としか教えられていないのに、捨てるためには命懸けでしなければならない、とか捻くれた理屈をいうのも前者です。捨てよと教えられているから、捨てました、と素直に従うのが後者です。

私が会員、元会員の皆さんに言いたいことは、親鸞会で教えられてきたこと、高森顕徹会長が言っていたことはすべて否定してから、親鸞聖人の教えを聞き直してください、ということです。高森会長の言ったことでも、半分くらいは合っている、部分的には正しい、とか思うから、いつまで経っても、邪義が抜けずに、自力を肯定し続けるのです。

親鸞聖人は元照律師の『阿弥陀経義疏』を引いて『教行信証』信巻で

元照律師のいはく(阿弥陀経義疏)、「他のなすことあたはざるがゆゑに甚難なり。世挙つていまだ見たてまつらざるがゆゑに希有なり」と。
またいはく(同)、「念仏法門は、愚智豪賤を簡ばず、久近善悪を論ぜず、ただ決誓猛信を取れば臨終悪相なれども、十念に往生す。
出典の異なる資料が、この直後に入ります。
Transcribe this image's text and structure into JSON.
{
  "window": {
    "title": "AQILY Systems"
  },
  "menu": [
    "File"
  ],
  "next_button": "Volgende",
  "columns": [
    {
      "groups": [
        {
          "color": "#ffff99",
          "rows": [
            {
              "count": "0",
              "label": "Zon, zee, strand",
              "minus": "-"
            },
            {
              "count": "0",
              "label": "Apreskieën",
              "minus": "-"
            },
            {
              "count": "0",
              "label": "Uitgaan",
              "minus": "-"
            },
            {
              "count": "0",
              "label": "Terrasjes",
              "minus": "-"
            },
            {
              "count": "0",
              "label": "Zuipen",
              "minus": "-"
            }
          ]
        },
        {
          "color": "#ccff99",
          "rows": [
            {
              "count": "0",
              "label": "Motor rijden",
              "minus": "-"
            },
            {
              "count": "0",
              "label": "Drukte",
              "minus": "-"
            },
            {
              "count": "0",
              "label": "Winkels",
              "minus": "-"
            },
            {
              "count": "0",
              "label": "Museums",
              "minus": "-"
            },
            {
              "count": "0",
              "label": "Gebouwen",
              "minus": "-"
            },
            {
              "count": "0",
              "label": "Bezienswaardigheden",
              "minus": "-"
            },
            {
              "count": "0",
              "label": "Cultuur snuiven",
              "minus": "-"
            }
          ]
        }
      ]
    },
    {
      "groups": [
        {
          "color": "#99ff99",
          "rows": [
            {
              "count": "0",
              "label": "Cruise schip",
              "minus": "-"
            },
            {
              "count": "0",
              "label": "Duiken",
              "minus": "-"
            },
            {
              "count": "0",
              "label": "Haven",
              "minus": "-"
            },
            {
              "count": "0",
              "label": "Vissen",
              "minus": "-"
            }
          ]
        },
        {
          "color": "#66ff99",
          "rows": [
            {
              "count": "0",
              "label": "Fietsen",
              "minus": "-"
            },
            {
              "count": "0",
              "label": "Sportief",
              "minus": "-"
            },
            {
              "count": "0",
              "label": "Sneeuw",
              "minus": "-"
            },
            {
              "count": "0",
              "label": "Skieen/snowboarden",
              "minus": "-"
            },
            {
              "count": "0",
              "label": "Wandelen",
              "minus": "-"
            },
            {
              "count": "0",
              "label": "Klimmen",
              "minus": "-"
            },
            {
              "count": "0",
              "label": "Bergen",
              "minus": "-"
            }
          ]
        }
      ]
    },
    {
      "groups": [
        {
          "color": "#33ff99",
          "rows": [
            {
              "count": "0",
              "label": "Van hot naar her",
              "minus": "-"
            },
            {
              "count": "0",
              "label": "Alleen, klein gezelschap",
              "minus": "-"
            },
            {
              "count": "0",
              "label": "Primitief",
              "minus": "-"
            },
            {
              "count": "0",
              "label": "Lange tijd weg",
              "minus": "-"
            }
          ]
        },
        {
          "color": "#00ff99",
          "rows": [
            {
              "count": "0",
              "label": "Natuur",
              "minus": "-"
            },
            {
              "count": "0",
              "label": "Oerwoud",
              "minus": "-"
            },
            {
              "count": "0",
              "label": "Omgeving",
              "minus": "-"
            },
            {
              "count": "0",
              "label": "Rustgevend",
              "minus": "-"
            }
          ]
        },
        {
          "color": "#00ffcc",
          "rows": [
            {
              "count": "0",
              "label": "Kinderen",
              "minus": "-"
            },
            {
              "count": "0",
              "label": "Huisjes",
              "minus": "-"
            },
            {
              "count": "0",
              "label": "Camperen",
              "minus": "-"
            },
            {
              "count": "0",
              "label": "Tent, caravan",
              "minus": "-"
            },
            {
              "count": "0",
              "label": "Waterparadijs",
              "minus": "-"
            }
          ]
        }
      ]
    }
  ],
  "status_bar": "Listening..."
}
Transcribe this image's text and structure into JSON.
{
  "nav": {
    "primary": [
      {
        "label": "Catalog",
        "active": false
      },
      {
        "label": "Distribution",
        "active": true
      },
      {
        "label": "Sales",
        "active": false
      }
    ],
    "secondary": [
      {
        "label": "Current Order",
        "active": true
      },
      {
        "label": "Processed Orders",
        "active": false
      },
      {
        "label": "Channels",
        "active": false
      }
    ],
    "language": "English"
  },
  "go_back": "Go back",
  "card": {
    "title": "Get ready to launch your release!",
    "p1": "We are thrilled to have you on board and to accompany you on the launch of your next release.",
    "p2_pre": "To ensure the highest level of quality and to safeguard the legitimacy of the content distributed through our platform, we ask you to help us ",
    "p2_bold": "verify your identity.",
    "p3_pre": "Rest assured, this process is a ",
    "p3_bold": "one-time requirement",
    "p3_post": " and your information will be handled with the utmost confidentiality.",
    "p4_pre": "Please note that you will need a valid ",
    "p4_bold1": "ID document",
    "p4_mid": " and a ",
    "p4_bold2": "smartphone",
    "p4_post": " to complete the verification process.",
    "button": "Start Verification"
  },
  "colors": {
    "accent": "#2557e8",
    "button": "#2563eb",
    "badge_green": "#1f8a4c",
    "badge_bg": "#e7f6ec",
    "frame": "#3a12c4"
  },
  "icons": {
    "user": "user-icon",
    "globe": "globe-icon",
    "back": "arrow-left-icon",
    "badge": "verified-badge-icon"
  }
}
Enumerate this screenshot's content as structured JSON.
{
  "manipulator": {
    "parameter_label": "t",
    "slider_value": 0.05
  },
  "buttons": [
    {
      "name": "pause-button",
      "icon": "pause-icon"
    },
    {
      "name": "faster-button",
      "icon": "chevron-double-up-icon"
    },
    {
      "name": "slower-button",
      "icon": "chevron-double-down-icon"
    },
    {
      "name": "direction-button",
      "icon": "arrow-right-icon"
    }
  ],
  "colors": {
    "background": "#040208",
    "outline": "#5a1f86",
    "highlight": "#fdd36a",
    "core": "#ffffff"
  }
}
これすなはち具縛の凡愚、屠沽の下類、刹那に超越する成仏の法なり。世間甚難信といふべきなり」と。

(現代語訳)

元照律師が『阿弥陀経義疏』にいっている。
「『阿弥陀経』には、釈尊がこの五濁の世に出られて仏となり、阿弥陀仏の教えを説かれたことを<甚難希有>と示されているが、他の仏がたのできないことであるから甚難であり、この世で今までになかったことであるから希有である」
また次のようにいっている。
「念仏の教えは、愚者と智者、富めるものと貧しいもののへだてなく、修行期間の長短や行の善し悪しを論じることなく、ただ決定の信心さえ得れば、臨終に悪相をあらわしても、たとえば十声念仏して往生をとげる。これこそは、煩悩に縛られた愚かな凡夫でも、また、生きものを殺し、酒を売って生活し、賤しいとされるものであっても、たちどころにすべてを跳び超えて仏になる教えである。まことに世間の常識を超えた信じがたい尊い教えというべきである」

と教えられています。「愚智豪賤を簡ばず」「久近善悪を論ぜず」ということは、熱心な会員、熱心だった元会員が見下している、不真面目な会員、不真面目だった会員も隔てなく救われるのですから、親鸞会での熱心な求道など、往生とは無関係だと早く気が付くべきです。

「いや、そう言われてもなかなかそう思えない」となるから、「甚難希有」と『阿弥陀経』に説かれているのです。命懸けの求道がなかなかできないから「甚難希有」ではなく、求道できない人でも往生できると高森邪義を完全否定する救いであるから「甚難希有」なのです。

再度言います。
高森会長の言っていることは全て間違っていると思ってください。親鸞聖人の教えをそのまま聞いていく中で、極めて希に高森会長の言っていることと合致する部分があったと発見する、これくらいの思いで丁度よいです。